Fabric artist takes Picasso-esque view
Carrie Hinds looks at life through a fun-house mirror.
“I don’t like things to be symmetrical,” she says of her Funky Fabric Art designs, a fledging but promising business this Grand Junction resident started three years ago.
From a Fibers class at what was then Mesa State College under instructor Deborah Snider, Hinds discovered a new outlet for expression. With a distorted style not unlike Pablo Picasso’s cubism (Hinds admits she is influenced by his work), she blends lightheartedness with bright-colored cloth, finishing her portraits, animals and flowers with beads and buttons.
Dogs are her favorite subject, and they tend to be her best-sellers. Ravens have been popular with buyers, as well. Hinds’ funky art pieces, all professionally framed, are available at the Blue Pig Gallery in Palisade, at Interiors in downtown Grand Junction and at the KAFM Radio Room. She also works on commission and has a cat piece in progress now.
Last winter, Hinds was featured as an “emerging artist” in Grand Valley magazine, and her art, “Wired,” recently appeared in the April/May issue of the national Quilting Arts magazine. Her 8-inch by 10-inch entry in the Quilting Arts’ Reader Challenge, “Coffee or Tea,” was highlighted along with her quote about a definite preference for beans over leaves:
“I am ‘wired’ after having my coffee in the morning. I feel like my hair is on fire, my brain is coming up with a bazillion great ideas a minute, and I can complete all of them today.”
Hinds’ ideas for art do seem endless, as she plans future subjects — a Great Dane, roosters, women wearing big hats, the backs of red Adirondack chairs by a white sandy beach.
Always she watches for an offbeat style, particularly drawn to asymmetry. People joke that everything in her house sets at an angle, “the bed, the couch, chairs and the TV,” Hinds says.
Bold color figures prominently in her decorating scheme, too. As she describes a blue and green living room, orange and red bedrooms and a yellow kitchen, I envision her being happy living in a box of Crayolas.
Her technique is called blind contour drawing — sketching the outline of a subject, usually from a photograph she has taken herself, in a steady, continuous line without lifting her pencil or looking at the paper. Whatever the outcome, Hinds then manipulates her sketch or “plays with it.”
“I always want to tweak it, try to see the image in a different way,” she explains.
Next, Hinds enlarges the sketch and draws her design on muslin with a black Elmer’s Painters Opaque Paint marker, which also doubles as the outline for each finished element. Batiks, shiny fabrics, scraps, even a green linen background snipped from recycled pants purchased at Heirlooms for Hospice becomes part of her quilts. Assembling the parts with fusible paper-backed webbing called Wonder-Under, she separately cuts out each piece and fits it around the one before, so that her finished design consists of only one layer of fabric.
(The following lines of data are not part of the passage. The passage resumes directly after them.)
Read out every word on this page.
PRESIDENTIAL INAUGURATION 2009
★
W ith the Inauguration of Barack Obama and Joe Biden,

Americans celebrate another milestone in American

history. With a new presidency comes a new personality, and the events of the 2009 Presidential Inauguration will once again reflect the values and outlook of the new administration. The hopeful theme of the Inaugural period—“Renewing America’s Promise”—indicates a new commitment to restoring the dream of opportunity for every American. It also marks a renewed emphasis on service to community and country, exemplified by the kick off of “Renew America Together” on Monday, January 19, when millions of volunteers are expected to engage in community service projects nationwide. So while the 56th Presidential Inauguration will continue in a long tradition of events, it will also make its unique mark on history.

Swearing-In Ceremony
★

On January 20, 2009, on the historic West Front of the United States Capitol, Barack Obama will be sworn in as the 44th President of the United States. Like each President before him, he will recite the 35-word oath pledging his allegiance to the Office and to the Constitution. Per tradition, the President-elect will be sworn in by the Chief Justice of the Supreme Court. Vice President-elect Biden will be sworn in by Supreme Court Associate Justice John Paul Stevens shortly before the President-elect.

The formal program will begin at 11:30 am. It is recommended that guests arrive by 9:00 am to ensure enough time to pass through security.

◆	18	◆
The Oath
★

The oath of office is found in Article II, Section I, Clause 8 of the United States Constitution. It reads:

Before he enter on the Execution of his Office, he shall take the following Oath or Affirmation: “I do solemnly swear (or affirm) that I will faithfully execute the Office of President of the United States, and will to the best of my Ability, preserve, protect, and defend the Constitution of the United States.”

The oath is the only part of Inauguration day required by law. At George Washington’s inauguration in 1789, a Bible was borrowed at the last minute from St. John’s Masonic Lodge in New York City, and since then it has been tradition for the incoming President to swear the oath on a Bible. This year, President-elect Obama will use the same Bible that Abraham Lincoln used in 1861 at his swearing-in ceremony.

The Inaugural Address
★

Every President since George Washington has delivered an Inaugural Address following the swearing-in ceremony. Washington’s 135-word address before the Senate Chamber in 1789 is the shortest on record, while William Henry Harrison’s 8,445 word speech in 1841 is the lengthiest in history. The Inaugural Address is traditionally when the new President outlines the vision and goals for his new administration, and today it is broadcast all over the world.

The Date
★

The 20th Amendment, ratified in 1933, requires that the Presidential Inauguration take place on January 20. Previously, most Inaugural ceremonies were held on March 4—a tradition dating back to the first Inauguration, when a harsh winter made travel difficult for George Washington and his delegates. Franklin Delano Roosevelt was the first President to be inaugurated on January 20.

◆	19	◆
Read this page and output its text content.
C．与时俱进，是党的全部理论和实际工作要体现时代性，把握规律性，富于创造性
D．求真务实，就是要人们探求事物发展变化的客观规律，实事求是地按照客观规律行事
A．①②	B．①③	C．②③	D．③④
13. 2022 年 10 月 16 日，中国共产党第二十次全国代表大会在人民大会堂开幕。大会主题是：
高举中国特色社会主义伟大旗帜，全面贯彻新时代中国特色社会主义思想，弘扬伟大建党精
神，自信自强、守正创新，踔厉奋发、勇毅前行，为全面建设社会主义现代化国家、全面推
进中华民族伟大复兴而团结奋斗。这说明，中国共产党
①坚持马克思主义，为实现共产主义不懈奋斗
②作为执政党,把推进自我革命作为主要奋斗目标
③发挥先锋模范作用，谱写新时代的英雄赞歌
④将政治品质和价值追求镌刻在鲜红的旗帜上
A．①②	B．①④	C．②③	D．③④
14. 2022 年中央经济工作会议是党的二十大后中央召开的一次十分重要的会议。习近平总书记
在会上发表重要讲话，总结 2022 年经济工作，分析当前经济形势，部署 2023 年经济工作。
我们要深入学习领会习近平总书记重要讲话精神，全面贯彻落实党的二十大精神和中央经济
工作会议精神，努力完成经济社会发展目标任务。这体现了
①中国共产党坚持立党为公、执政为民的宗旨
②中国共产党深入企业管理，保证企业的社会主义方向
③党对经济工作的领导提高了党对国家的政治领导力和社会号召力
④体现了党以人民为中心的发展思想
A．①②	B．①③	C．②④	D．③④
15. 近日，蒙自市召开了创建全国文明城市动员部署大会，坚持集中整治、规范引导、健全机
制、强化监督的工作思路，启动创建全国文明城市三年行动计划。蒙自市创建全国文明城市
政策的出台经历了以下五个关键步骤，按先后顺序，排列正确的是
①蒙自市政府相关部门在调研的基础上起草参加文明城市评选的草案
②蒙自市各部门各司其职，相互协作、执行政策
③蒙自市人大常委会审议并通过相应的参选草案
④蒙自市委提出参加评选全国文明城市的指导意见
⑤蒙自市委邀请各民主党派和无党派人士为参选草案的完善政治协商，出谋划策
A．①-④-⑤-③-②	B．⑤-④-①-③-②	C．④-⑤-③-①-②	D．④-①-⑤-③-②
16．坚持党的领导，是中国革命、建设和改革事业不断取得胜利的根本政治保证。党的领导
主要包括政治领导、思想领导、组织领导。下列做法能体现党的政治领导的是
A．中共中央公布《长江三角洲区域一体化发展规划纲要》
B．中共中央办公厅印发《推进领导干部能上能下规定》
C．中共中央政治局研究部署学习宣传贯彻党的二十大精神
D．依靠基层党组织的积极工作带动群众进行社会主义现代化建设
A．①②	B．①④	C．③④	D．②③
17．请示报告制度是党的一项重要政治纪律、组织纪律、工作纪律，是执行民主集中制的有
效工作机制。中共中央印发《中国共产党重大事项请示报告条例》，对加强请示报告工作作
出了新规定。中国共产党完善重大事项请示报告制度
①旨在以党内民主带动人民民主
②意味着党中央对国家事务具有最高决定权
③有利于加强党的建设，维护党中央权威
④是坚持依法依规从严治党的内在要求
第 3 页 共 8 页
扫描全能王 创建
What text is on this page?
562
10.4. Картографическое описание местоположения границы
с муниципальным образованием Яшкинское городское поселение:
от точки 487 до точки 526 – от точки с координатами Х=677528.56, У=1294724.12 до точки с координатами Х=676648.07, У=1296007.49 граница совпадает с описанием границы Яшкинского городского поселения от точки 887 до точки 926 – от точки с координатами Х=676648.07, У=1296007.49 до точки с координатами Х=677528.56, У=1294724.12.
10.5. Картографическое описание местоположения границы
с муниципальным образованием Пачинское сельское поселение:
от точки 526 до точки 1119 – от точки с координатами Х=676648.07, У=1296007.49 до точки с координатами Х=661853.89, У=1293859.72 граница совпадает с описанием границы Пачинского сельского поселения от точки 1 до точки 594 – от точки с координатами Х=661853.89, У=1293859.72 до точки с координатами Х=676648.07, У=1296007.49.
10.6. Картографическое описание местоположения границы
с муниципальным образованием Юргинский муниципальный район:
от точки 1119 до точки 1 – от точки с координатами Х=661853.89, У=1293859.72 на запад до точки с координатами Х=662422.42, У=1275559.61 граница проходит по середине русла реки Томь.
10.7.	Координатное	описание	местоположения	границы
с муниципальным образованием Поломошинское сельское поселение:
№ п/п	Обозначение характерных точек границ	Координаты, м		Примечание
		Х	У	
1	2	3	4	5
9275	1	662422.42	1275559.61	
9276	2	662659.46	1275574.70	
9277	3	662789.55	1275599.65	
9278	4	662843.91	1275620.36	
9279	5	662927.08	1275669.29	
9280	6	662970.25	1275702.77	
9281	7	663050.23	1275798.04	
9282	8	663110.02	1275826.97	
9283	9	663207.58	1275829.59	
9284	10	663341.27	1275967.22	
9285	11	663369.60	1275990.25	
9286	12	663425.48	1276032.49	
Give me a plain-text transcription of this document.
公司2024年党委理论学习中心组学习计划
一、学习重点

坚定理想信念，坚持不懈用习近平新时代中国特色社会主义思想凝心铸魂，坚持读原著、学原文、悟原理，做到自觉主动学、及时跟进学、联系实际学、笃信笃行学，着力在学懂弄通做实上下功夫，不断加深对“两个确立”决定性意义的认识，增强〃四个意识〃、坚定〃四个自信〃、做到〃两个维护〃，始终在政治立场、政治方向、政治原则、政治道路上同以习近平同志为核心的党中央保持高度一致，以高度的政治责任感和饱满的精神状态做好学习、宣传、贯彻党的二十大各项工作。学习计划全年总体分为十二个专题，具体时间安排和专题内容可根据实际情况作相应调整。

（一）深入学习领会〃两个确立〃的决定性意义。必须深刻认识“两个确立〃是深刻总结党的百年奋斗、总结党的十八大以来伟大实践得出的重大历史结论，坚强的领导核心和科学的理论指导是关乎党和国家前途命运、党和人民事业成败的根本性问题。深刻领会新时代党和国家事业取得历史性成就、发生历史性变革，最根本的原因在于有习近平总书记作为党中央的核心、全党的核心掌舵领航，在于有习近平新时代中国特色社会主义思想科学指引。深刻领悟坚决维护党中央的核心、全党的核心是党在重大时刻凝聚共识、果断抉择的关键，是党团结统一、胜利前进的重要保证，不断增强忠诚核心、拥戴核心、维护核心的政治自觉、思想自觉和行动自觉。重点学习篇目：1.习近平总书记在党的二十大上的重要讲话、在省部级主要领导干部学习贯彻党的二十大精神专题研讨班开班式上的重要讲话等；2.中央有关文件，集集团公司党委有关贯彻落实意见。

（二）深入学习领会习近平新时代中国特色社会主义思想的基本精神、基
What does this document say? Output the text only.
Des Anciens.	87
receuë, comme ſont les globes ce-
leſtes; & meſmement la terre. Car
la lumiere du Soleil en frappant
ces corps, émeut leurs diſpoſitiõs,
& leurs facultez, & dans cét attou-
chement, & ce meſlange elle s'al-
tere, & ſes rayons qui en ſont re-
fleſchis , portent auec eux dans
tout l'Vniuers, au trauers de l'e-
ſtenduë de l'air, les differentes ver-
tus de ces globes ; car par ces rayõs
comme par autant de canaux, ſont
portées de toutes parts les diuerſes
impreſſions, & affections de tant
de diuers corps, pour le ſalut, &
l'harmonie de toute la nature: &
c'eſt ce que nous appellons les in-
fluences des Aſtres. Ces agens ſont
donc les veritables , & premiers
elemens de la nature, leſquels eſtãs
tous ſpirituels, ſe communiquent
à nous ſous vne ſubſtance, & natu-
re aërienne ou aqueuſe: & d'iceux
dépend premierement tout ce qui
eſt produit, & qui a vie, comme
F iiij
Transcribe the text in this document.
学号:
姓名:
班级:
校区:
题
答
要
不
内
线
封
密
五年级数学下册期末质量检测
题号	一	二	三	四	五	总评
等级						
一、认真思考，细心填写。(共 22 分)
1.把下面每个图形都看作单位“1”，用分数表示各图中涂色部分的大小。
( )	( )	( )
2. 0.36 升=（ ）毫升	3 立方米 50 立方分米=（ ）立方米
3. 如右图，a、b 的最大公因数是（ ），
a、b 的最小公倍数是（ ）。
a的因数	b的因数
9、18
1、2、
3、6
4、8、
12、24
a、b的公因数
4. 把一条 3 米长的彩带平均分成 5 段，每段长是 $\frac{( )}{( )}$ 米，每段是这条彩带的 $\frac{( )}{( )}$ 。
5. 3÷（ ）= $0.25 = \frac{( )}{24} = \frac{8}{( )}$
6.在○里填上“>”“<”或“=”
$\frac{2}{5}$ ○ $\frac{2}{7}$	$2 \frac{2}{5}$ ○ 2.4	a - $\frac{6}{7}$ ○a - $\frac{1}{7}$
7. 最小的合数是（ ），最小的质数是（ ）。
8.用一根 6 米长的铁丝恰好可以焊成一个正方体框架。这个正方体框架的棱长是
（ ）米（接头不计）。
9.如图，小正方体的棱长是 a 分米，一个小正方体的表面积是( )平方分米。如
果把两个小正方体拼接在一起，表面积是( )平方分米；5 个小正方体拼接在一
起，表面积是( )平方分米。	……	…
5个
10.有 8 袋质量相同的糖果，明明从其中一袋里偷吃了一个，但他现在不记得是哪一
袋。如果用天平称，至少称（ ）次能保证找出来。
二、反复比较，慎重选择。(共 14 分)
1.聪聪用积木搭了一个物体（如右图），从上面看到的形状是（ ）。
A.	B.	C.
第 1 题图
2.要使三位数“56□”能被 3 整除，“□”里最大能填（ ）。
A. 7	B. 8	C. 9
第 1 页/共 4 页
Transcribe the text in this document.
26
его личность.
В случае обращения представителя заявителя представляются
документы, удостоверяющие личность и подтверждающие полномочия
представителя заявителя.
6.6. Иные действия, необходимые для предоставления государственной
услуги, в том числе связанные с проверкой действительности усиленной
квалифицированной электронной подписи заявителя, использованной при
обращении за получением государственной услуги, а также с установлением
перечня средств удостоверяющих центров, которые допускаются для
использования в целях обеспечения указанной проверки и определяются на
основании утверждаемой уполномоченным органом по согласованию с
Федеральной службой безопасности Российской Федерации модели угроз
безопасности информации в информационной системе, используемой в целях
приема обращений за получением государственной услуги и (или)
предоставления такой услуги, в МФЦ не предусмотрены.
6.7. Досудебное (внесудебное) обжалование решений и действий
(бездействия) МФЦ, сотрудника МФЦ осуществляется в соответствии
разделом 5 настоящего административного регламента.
True to her unconventional style, Hinds developed a method for borders that wraps the excess backing fabric to the front, rolls it over, irons it and stitches down the jagged edges, usually with a zigzag.
She says she is still perfecting her quilting stitches, but that aspect improved considerably once Hinds advanced from “my mom’s old sewing machine” to a modern new Janome.
The difference in the two machines, she says, “is like you were driving a Mac truck, and then started driving a Porsche.”
With her machine, Hinds creates different surfaces and texture with satin stitches, likes leaving some areas open to add dimension and attaches the various pieces of her designs with raw-edge appliqué.
“I love the (raw-edge) look,” she says, pointing to a frayed yellow edge against a darker portion. “Raveled fabrics create texture and tension.”
Tension in her art? That’s desirable.
But tension in the workplace? Not so much.
Creating art is relegated to evenings and weekends, Hinds says.
By day, her profession is social work, specifically as care coordinator at Primary Care Partners.
Her past education includes graphic design at the Colorado Institute of Art. When she enrolled in the Fibers class at the college, she hoped it would relieve stress.
But the doors it has opened since, from expressing her off-kilter creativity to discovering a paying audience, have been “a great experience,” Hinds says.
I had previously admired her Funky Fabric Art at the Blue Pig, and after spending some time with Hinds, I’m feeling less restricted in my own quilt art.
Nowhere is it written in stone, for instance, that bindings must be perfectly straight, uniformly filled with exactly the precise amount of batting, and all four corners identically mitered.